At today’s closing ceremony, the Fellows and guests were welcomed by Ms. Adowa Abame. First to speak was Ms. Maame Yelbert-Obeng, Board member of the Moremi Initiative and Africa Program Director in the Women’s Earth Alliance based in Berkeley, California. Ms. Yelbert-Obeng led the fellows in song:
Moremi sisters, are we together?
We are one, eh, eh,
We are together,
We are one.
The harmonies of the group differentiated them, showing that each of them is unique. Together, they sang beautifully.
Then, Professor Akosua Adomako Ampofo said that she hopes that important friendships or coalitions have formed, that earth-shattering projects have been developed. She hopes that fellows will never lose sight of the importance of advocacy and change, because the status quo is not what it should be for most people living on earth. “I have a lot of hope for your generation … irrespective of what my generation does, you will claim your space.”
Ms. Abame said that her insight was very important, and furthered “though our generation may not give you the opportunity … don’t let anything stop you to claim your space.” People will be able to help you with your vision, she said, but you have to drive it yourself. Make use of everything that they have acquired here, including friendships and enemies—no one has to remain your enemy. Most importantly, do whatever you set out to do. The essence of change is that you have a project you want to address. You will face difficulties, but think to yourself that you are the one who must help your community. She invited the fellows to send e-mails, call, or even sms her if they have questions. Also, she said, don’t put yourself in a box and don’t imagine that real life will allow your plan to move smoothly. Every challenge creates an opportunity to do something else, something better. Be open to diversifying so that you can support your beneficiary group, because it is that group, and not your project as you had planned it, that is most important. By all means, affect change with them.
To be whole women, and whole leaders, is most important for Ms. Yelbert-Obeng.
Diversify yourself and don’t stay in a box; bring all of you have to the table. She said “We can bring ourselves into spaces as whole people … we have bowed down our heads [to men] so long and not been whole women in the places we need to be.” A big challenge she articulated is fragmentation of ourselves and therefore our vision. Our friendships and our relationships should not be compartmentalized and fragmented. To soar, this sisterhood needs to life each-other up. Raising someone up can be done out of a small gesture, but to move forward we need to be in that space where we can raise each other up. She then sang “You Raise Me Up” by Josh Groban for the fellows. At the end of the song, the fellows were all standing and hugging each-other.

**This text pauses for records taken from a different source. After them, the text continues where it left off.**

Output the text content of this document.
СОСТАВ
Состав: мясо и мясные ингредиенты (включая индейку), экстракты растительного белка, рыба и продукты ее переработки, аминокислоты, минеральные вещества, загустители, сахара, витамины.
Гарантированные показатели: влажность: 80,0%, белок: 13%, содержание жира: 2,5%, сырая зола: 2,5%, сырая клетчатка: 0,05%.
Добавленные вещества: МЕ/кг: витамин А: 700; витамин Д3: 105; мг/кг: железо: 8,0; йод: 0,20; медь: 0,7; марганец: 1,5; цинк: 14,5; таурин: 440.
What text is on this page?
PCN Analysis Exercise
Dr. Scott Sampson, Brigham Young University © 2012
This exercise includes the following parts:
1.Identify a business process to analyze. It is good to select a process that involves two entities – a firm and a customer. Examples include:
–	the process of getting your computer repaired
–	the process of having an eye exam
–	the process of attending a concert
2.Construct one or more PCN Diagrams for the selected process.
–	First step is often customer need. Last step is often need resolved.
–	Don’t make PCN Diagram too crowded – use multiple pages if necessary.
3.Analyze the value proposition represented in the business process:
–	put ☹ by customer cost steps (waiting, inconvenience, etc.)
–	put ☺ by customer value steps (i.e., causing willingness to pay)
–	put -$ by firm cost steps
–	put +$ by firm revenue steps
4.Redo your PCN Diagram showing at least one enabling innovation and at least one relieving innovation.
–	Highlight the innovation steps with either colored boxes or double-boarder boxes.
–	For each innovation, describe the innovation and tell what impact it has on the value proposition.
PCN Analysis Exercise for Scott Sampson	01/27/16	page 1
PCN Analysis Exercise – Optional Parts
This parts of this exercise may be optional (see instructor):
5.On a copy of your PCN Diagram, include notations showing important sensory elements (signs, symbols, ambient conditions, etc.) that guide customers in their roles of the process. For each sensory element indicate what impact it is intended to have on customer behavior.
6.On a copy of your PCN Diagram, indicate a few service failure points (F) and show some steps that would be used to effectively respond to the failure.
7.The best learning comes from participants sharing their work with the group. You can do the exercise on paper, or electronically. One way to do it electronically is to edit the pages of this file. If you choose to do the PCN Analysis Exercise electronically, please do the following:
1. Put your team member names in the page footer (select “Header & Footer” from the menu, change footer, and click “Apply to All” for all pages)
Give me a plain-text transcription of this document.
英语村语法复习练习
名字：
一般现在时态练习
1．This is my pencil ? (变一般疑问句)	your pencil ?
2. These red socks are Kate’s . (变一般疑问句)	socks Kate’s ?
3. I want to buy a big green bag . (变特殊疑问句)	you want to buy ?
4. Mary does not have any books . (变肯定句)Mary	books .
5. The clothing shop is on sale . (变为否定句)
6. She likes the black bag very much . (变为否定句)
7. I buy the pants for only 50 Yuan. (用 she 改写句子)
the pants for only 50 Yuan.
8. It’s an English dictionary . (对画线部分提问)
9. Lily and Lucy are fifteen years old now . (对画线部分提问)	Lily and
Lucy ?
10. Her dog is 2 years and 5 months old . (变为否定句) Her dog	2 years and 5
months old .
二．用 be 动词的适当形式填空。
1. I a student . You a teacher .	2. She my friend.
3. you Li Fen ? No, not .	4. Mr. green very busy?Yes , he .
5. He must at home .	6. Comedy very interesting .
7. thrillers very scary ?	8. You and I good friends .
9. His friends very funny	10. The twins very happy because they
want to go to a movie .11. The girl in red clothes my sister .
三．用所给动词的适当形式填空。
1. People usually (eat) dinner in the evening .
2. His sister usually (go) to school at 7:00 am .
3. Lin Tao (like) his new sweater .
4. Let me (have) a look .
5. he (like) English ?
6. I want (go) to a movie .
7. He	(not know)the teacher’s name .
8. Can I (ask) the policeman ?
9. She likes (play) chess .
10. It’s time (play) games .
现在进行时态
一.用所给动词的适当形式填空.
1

Then, we heard from recently-elected President of the 2011 Moremi Fellows, Ndidi. She said that it’s extremely important to keep the network alive and not loose contact with one-another. Ndidi thanked to the Chair and Board for their planning and facilitation of such a meeting of young women. This opportunity lets young women see that there are others doing well in their projects, and they inspire one-another to do better in their own communities.
Finally, Mawuli Dake, co-chair of the planning committee, said a few words. In the past three weeks, there have been challenges, and there was a risk in beginning the conference. He hopes that we can all look back and say it was worth it. In terms of talent, emerging women leaders have certainly been found. But it takes more than talent, he said, to be a leader. It takes sacrifice and humility to serve in a way that makes a difference. He had three important points to give to the fellows. First, he said to believe in your ability to make change. A lot of time is spent complaining, but you have to be committed to do something about it and it is possible to make much difference. One fellow of 2009 from Nigeria said “We must provide the leadership we deserve,” and it is up to the fellows to make that change because each of them have unique positions in their communities. Second, you can never assume to know it all. Africa needs to be smarter in utilizing time and resources. So, to grow as leaders and young professionals, you have to work harder and more effectively. Third, be each-other’s keeper. As your sister’s keeper, you must look beyond the past three weeks. The most important aspects of the Moremi fellowship are beyond these three weeks, but opportunity depends on you to make the best of it. There are extreme circumstances under which some fellows may have to do their work. However, he shared a story about how his class’ network from Columbia worked together to release one of their own after he was arrested in DRC. Lastly, he thanked Board members and volunteers for their unpaid work. He wished the fellows strength, inspiration, and solidarity. He said “let’s continue to collectively bring change to the continent … It is your time to lead.”
Once more, Ms. Yelbert-Obeng led the fellows in “We Are One”.